STONE: People have stopped being cold to me and thinking, oh, she's just made of ice. She's an object to see, but not to touch or feel. I think people see me and realize she's been through the same [expletive] I've been through. And she sees me, and I see her. And we can meet in a place of tenderness. And for me, that's made my world so beautiful, so remarkable, so special, meaningful. I just - I feel like, in the very, very difficult period of my life after the stroke where I felt like really no one understood what was happening to me, and I was so alone, I feel now like I'm just not alone anymore. I feel like there's such a depth of warmth and perception and grace and - God, it's good.
MARTIN: Well, thank you for that. And thank you for talking with us. And happy Mother's Day almost.
STONE: Thank you. You too.
MARTIN: Got a houseful of boys. What does Mother's Day look like at the Stone house?
STONE: Well, I have so many boys. And they're all in puberty. And I'm in menopause. So it's kind of a hormonal [expletive] show over here.
STONE: And - but nobody really wants anything for our celebrations. We just want each other. We're just so grateful. We feel really blessed and lucky because we had enough food. We had shelter. And we had each other. And we really recognized that everybody didn't. And though we've lost a number of people, we didn't lose each other. And we're really feeling lucky.

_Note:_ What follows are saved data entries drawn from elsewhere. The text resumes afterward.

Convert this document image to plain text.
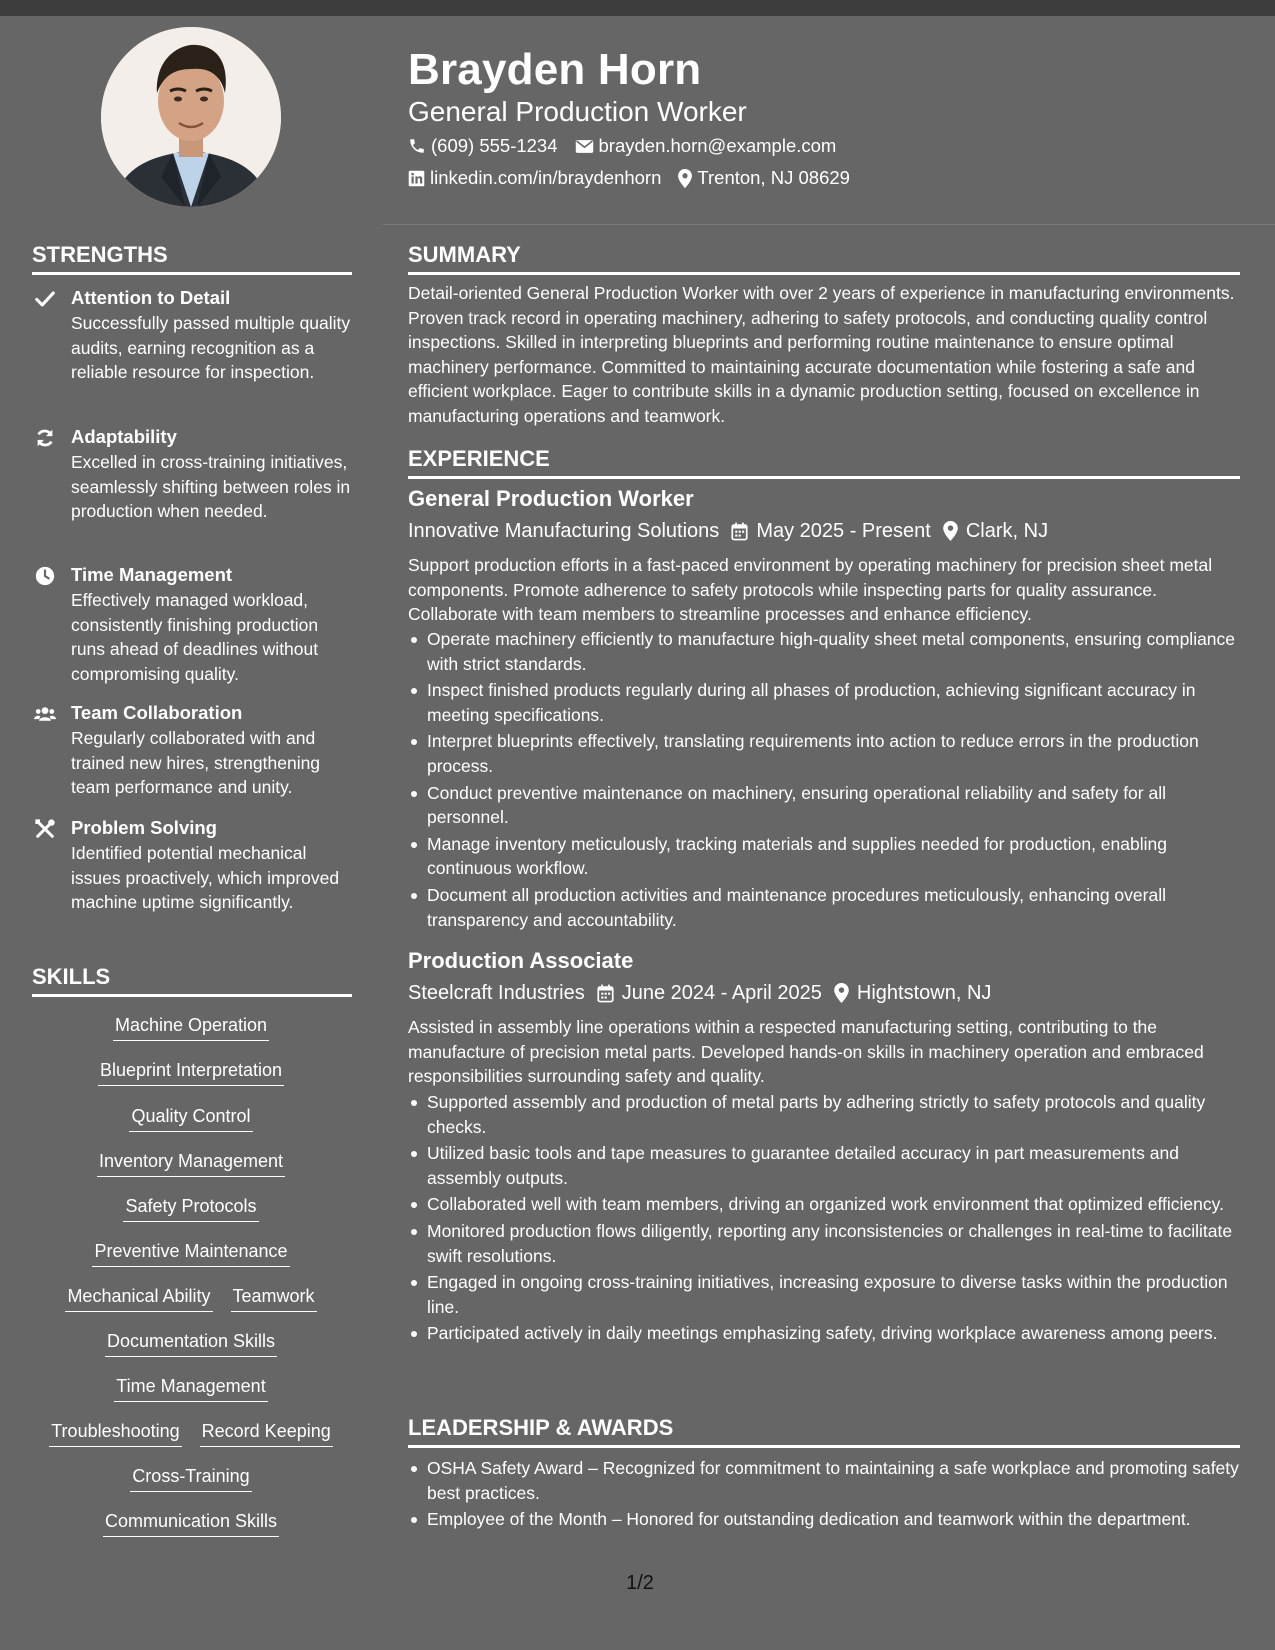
Brayden Horn
General Production Worker
(609) 555-1234 brayden.horn@example.com
linkedin.com/in/braydenhorn Trenton, NJ 08629
STRENGTHS
Attention to Detail
Successfully passed multiple quality audits, earning recognition as a reliable resource for inspection.
Adaptability
Excelled in cross-training initiatives, seamlessly shifting between roles in production when needed.
Time Management
Effectively managed workload, consistently finishing production runs ahead of deadlines without compromising quality.
Team Collaboration
Regularly collaborated with and trained new hires, strengthening team performance and unity.
Problem Solving
Identified potential mechanical issues proactively, which improved machine uptime significantly.
SKILLS
Machine Operation
Blueprint Interpretation
Quality Control
Inventory Management
Safety Protocols
Preventive Maintenance
Mechanical Ability Teamwork
Documentation Skills
Time Management
Troubleshooting Record Keeping
Cross-Training
Communication Skills
SUMMARY
Detail-oriented General Production Worker with over 2 years of experience in manufacturing environments. Proven track record in operating machinery, adhering to safety protocols, and conducting quality control inspections. Skilled in interpreting blueprints and performing routine maintenance to ensure optimal machinery performance. Committed to maintaining accurate documentation while fostering a safe and efficient workplace. Eager to contribute skills in a dynamic production setting, focused on excellence in manufacturing operations and teamwork.
EXPERIENCE
General Production Worker
Innovative Manufacturing Solutions May 2025 - Present Clark, NJ
Support production efforts in a fast-paced environment by operating machinery for precision sheet metal components. Promote adherence to safety protocols while inspecting parts for quality assurance. Collaborate with team members to streamline processes and enhance efficiency.
Operate machinery efficiently to manufacture high-quality sheet metal components, ensuring compliance with strict standards.
Inspect finished products regularly during all phases of production, achieving significant accuracy in meeting specifications.
Interpret blueprints effectively, translating requirements into action to reduce errors in the production process.
Conduct preventive maintenance on machinery, ensuring operational reliability and safety for all personnel.
Manage inventory meticulously, tracking materials and supplies needed for production, enabling continuous workflow.
Document all production activities and maintenance procedures meticulously, enhancing overall transparency and accountability.
Production Associate
Steelcraft Industries June 2024 - April 2025 Hightstown, NJ
Assisted in assembly line operations within a respected manufacturing setting, contributing to the manufacture of precision metal parts. Developed hands-on skills in machinery operation and embraced responsibilities surrounding safety and quality.
Supported assembly and production of metal parts by adhering strictly to safety protocols and quality checks.
Utilized basic tools and tape measures to guarantee detailed accuracy in part measurements and assembly outputs.
Collaborated well with team members, driving an organized work environment that optimized efficiency.
Monitored production flows diligently, reporting any inconsistencies or challenges in real-time to facilitate swift resolutions.
Engaged in ongoing cross-training initiatives, increasing exposure to diverse tasks within the production line.
Participated actively in daily meetings emphasizing safety, driving workplace awareness among peers.
LEADERSHIP & AWARDS
OSHA Safety Award – Recognized for commitment to maintaining a safe workplace and promoting safety best practices.
Employee of the Month – Honored for outstanding dedication and teamwork within the department.
1/2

MARTIN: No special waffles, though? No banana pancakes?
STONE: Well, we really love - Snoop Dogg made this cookbook.
MARTIN: (Laughter) OK.
STONE: He has this thing called Billionaire's Bacon, and it destroys the oven. It's just awful because you put brown sugar and black pepper and all this stuff all over the bacon. And you bake it in the oven. It makes a terrible mess. But it's fantastic. It's - and it's just awful for you. But it's - so that - I'm sure one of them will request the Billionaire Bacon, because that's the favorite around here.
MARTIN: Sharon Stone is an award-winning actress and activist and philanthropist. Her new memoir, "The Beauty Of Living Twice," is out now. Sharon Stone, thank you so much for talking with us. I so love talking with you. I hope we'll talk again.